Re: [PATCH 0/4]: KVM: nVMX: VPID optimizations

Liran Alon <liran.alon@xxxxxxxxxx> · Wed, 23 May 2018 10:43:58 -0700 (PDT)

----- sean.j.christopherson@xxxxxxxxx wrote:

> On Wed, 2018-05-23 at 00:59 -0700, Liran Alon wrote:
> > ----- liran.alon@xxxxxxxxxx wrote:
> > 
> > > 
> > > ----- jmattson@xxxxxxxxxx wrote:
> > > 
> > > > 
> > > > While we're on the subject, is there any need for L0 to allocate
> a
> > > > vpid02 in the common case, where nested EPT is enabled?
> > > > 
> > > > Per section 28.3.2 of the SDM, volume 3, when EPT is enabled,
> > > > combined
> > > > mappings in the TLB are tagged by {VPID, PCID, EP4TA}. With
> nested
> > > > EPT, vmcs02 and vmcs01 do not share an EP4TA. Therefore, I think
> it
> > > > suffices to simply copy the VPID field from vmcs12 to vmcs02 in
> > > this
> > > > 
> > > > case.
> > > Good point. I agree.
> > > This will trivially allow physical CPU to save multiple TLB
> entries
> > > populated by L2 with same EP4TA but different VPIDs.
> > > 
> > > I do think however that this should be done on a separate patch
> series
> > > on top of this one.
> > > I will check if I can easily create that series of patches.
> > > 
> > > Thanks,
> > > -Liran
> > After some initial investigation, it seems current TLB management in
> KVM is worse than I thought.
> > 
> > By looking at vmx_set_cr3() (which is the only place which write to
> VMCS EPT_POINTER),
> > it seems that every load of a new EPT pointer will
> vmx_flush_tlb(vcpu, true);
> > In case of running with enable_ept, this will flush all TLB entries
> tagged with new loaded EPTP.
> > 
> > This means that on nVMX scenario where vmcs12 uses EPT, the TLB
> effectively gets flushed
> > every time you switch between L1 and L2...
> > 
> > In addition, even in non-nVMX scenarios, in the CPU over-commit
> case, if a physical CPU switches
> > between running a vCPU of one VM to a vCPU of another VM, it will
> keep flushing TLB entries of both VMs
> > even though they are tagged with separate EPTP.
> 
> nVMX aside, KVM's overarching design is to load a new MMU root,
> i.e. EPTP, only when necessary.  Switching VMCSes should not
> invoke vmx_set_cr3() regardless of what prompted the VMCS switch,
> e.g. kvm_mmu_reload() only invokes set_cr3() if the MMU root is
> invalid, and vmx_vcpu_put() doesn't unload the MMU.
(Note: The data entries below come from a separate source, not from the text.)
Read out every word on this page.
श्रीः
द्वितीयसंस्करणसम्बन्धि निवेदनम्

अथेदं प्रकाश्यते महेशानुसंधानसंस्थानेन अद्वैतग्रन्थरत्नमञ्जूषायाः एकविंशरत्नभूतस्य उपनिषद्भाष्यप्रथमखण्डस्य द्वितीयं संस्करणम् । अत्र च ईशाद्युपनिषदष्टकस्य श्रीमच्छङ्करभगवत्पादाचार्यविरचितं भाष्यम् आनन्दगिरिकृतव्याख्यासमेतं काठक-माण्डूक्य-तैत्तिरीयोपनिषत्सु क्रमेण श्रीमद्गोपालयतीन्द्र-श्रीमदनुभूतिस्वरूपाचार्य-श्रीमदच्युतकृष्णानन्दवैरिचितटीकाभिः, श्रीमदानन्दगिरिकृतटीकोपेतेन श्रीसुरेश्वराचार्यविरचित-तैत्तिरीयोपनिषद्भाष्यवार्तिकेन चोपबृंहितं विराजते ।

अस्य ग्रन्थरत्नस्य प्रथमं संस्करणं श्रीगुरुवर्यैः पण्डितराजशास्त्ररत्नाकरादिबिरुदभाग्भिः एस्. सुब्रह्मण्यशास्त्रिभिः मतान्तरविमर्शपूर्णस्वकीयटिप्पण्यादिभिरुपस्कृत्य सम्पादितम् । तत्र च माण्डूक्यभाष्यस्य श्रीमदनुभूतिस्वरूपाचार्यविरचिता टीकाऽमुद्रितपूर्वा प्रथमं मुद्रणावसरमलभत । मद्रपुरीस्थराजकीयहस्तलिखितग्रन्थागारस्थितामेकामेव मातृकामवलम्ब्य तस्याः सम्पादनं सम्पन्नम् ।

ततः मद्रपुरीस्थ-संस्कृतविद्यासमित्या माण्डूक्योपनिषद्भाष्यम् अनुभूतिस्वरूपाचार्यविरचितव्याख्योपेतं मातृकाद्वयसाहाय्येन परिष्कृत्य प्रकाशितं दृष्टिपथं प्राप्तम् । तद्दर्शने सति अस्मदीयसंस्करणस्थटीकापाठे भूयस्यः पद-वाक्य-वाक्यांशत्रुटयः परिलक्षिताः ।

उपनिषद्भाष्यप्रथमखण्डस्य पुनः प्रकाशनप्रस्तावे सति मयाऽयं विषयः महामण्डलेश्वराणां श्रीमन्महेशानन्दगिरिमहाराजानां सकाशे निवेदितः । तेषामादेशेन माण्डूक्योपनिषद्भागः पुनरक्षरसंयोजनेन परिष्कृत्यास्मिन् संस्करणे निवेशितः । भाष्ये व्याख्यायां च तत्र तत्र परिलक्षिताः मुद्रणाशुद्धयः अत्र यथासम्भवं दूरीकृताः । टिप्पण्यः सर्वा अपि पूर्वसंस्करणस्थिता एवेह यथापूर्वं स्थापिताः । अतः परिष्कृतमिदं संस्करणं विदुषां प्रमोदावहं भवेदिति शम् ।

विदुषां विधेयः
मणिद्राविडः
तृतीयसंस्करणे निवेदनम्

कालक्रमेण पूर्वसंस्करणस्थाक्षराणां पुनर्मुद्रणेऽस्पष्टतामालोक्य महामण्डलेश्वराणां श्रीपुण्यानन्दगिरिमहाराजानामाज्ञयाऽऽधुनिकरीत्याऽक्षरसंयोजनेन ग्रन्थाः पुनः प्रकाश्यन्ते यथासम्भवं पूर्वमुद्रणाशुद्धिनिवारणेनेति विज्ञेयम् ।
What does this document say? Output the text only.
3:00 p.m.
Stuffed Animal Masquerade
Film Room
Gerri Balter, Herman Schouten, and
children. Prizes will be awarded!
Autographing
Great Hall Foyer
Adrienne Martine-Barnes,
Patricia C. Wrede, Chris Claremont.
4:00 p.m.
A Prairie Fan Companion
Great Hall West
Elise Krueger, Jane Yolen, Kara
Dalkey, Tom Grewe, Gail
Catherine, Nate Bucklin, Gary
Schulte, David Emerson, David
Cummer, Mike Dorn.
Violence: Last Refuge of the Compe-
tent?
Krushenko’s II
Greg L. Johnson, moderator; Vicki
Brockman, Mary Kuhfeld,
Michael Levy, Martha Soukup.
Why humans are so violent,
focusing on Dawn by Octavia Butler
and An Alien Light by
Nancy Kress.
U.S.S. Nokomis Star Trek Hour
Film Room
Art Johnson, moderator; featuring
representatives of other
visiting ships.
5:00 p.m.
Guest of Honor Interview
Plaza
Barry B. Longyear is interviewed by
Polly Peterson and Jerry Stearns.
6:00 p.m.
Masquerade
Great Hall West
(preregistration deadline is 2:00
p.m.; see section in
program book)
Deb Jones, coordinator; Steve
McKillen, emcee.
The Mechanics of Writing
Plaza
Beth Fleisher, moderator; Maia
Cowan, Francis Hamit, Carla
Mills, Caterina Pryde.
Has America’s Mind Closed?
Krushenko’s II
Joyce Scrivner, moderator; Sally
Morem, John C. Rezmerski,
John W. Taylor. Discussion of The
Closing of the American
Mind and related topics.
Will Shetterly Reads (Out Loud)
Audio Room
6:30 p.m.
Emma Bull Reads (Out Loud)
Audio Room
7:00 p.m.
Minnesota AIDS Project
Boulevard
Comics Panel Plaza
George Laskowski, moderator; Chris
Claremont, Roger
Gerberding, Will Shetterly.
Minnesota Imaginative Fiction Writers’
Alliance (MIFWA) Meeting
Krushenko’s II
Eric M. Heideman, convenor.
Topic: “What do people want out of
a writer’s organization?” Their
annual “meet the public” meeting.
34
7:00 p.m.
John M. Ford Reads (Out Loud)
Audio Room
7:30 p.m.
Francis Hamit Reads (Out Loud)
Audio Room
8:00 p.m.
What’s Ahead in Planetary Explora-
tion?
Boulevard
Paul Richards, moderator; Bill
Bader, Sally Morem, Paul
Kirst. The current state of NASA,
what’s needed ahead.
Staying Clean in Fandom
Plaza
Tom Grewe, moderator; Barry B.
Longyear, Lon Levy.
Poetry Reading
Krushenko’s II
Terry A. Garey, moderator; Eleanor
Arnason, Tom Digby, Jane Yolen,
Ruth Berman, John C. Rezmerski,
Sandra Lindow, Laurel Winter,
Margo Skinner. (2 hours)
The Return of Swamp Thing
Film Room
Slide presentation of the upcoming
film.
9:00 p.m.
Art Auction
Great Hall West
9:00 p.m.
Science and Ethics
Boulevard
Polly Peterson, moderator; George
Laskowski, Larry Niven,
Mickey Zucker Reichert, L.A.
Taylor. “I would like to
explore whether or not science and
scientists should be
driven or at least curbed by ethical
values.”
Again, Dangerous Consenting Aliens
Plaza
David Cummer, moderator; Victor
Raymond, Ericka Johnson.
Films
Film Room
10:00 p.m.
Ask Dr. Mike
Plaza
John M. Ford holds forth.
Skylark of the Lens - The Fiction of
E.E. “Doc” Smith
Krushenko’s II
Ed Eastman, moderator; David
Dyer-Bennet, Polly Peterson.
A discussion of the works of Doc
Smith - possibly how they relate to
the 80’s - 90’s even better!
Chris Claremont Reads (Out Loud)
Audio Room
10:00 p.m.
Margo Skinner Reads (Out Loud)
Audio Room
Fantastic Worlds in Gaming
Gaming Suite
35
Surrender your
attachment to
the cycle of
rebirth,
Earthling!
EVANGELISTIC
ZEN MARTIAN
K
Yeah you are right for the non-nVMX case.
I mistakenly overlooked at that part of my description.

> 
> As for nVMX, both nested entry and exit explicitly reset the MMU
> via nested_vmx_load_cr3(), and nested entry also unloads the MMU
> when nested EPT is active, via nested_ept_init_mmu_context().
> 
> Unloading the MMU on nested entry/exit doesn't seem deliberate,
> e.g. why bother with VPID handling in prepare_vmcs02() if KVM
> intends to unconditionally flush?  I think figuring out how to
> avoid unloading the MMU in those cases will resolve the issue
> of the TLB being flushed on every switch between L1 and L2,
> though I get the feeling that that will mean doing a holistic
> analysis of the (nested) MMU handling.

Yes. That is exactly my thoughts and what I planned to do.
I will create a series that will attempt to handle this.

> 
> > Due to the above, I think I will create a series that will first fix
> this issue and then perform
> > the optimization suggested by Jim here.
> > 
> > Regards,
> > -Liran